Stochastic Gradient Methods
SGD convergence theory, variance reduction, and adaptive methods.
Stochastic Gradient Methods. SGD convergence theory, variance reduction, and adaptive methods.
Recent technical contributions
A handful of recent papers carry the methodological frontier of stochastic gradient methods forward. Optimization Methods for Large-Scale Machine Learning (Bottou et al., 2018) is a primary reference for this area and develops new techniques or results that downstream work builds on.
Supporting and adjacent work
A number of supporting contributions sharpen specific aspects of stochastic gradient methods or connect it to neighbouring problems. A stochastic approximation method (Robbins et al., 1951) contributes to this area as one of the supporting references that inform current practice.

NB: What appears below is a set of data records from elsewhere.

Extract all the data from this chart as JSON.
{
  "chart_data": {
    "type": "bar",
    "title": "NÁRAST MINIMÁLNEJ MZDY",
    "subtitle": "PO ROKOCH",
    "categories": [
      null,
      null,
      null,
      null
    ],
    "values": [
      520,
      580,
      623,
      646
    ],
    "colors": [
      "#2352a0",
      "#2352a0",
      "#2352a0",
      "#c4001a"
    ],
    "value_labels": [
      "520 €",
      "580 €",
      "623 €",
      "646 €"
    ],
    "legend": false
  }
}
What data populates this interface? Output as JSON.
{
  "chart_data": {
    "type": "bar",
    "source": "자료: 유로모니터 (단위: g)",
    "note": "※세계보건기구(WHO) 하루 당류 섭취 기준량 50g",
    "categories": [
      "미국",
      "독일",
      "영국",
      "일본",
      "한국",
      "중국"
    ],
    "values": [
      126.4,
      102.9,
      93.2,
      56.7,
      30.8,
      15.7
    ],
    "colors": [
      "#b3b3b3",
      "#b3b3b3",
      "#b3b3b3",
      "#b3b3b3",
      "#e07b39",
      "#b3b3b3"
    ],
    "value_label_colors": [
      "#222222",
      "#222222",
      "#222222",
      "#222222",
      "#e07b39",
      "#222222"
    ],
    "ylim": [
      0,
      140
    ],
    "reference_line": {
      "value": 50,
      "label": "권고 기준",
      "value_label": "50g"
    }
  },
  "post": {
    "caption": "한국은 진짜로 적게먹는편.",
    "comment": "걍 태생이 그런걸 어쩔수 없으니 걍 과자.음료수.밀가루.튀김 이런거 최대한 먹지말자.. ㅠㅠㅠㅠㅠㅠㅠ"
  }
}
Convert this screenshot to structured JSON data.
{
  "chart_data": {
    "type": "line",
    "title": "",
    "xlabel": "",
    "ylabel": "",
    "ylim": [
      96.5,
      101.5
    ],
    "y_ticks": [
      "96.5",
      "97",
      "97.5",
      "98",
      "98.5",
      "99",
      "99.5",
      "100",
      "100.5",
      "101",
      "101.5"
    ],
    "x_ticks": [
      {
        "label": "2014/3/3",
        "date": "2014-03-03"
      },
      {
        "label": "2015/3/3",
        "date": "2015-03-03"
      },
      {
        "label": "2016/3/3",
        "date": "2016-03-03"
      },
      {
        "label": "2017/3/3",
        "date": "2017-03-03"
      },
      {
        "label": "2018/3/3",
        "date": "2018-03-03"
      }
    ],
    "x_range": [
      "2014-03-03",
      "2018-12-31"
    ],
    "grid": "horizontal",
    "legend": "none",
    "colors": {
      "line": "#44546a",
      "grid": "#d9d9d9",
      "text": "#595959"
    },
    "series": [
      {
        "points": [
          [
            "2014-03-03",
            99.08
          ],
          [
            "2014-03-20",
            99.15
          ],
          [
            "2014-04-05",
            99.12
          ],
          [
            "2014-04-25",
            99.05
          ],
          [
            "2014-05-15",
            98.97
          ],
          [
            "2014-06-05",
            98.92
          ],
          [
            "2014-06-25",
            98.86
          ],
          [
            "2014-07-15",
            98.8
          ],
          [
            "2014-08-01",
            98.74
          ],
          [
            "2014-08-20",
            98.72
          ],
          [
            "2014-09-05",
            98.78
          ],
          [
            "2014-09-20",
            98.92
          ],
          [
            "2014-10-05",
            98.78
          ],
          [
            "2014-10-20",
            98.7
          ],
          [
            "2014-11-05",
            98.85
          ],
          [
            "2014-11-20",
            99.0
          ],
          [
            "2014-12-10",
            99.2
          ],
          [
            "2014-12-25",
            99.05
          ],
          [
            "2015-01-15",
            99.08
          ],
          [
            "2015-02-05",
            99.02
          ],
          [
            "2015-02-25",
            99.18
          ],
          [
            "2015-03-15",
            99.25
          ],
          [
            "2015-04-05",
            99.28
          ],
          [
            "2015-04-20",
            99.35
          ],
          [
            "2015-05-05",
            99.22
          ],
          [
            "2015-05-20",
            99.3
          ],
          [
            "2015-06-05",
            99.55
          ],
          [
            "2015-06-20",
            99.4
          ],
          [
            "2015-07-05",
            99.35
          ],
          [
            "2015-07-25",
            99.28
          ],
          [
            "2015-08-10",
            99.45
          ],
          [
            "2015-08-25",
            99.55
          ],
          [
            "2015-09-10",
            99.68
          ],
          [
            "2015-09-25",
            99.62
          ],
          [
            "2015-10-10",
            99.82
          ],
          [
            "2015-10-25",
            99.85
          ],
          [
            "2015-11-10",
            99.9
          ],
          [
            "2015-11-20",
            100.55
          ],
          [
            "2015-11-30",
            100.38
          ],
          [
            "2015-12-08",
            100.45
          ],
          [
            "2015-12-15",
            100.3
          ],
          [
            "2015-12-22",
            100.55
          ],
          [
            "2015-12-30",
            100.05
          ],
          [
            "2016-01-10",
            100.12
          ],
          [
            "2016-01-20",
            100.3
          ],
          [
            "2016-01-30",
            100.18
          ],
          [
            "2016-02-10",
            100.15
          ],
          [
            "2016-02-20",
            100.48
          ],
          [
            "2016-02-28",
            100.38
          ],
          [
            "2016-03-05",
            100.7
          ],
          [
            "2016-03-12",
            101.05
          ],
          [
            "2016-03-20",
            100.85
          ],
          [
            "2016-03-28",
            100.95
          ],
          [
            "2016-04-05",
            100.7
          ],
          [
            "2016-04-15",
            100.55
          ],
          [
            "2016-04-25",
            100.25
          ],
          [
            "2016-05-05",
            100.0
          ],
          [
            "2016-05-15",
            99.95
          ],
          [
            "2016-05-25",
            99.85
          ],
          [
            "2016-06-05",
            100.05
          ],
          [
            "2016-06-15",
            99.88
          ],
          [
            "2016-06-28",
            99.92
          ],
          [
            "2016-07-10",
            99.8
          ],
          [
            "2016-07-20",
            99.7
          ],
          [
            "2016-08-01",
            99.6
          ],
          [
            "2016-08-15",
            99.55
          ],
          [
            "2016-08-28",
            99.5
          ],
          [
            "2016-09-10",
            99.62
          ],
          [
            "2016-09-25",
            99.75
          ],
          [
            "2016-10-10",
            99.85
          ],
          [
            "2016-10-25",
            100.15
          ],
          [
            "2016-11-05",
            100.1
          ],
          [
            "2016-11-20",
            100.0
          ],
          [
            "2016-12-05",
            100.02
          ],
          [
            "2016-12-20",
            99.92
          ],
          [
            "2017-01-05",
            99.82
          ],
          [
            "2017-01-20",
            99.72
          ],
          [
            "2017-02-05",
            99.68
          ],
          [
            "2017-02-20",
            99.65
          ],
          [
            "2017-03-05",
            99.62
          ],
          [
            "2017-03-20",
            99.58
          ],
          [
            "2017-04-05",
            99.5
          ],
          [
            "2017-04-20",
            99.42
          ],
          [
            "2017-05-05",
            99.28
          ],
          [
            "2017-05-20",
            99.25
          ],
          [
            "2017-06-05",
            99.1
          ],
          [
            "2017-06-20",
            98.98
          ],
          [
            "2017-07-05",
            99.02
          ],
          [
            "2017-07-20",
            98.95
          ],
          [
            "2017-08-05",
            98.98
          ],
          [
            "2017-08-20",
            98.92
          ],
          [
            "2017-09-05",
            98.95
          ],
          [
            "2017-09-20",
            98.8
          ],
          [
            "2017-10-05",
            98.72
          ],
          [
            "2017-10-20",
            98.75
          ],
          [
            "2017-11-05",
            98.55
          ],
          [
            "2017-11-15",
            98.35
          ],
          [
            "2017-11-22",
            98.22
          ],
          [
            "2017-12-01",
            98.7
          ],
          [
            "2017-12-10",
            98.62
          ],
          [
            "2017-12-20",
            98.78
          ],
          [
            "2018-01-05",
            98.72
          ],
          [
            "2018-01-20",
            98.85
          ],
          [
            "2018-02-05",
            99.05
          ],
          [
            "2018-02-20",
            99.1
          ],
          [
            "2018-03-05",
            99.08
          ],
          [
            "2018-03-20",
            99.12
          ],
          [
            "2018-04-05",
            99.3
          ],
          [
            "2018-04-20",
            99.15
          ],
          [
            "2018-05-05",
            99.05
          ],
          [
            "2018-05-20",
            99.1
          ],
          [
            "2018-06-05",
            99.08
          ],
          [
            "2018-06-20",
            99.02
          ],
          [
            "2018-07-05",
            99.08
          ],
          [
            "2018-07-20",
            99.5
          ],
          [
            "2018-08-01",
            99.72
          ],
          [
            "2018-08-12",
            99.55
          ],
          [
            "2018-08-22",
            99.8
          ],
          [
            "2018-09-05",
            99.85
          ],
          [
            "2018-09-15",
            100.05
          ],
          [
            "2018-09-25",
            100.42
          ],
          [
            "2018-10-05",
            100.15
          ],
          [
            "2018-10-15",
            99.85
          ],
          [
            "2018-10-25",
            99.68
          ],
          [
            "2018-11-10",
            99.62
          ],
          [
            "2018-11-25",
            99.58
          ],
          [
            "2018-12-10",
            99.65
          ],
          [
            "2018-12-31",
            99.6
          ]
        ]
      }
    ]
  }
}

Open methodological questions for stochastic gradient methods include sharpening the bridges between foundational theory and computational practice, extending classical results to broader or more structured settings, and integrating the techniques surveyed above with adjacent mathematical disciplines. The references listed in this page are the entry points that current work builds on.
Prerequisites
Sources
-
- paper · primary · 2018bottou-2018, curtis-2018, nocedal-2018
In context
Where this topic sits in the prerequisite graph. Click any node to jump.
Review this topic
This page was drafted by an agent and is waiting on expert review. Spotted a wrong prerequisite, a missing concept, a misattributed source, or a factual slip? Tell us — your review opens a tracked issue maintainers act on.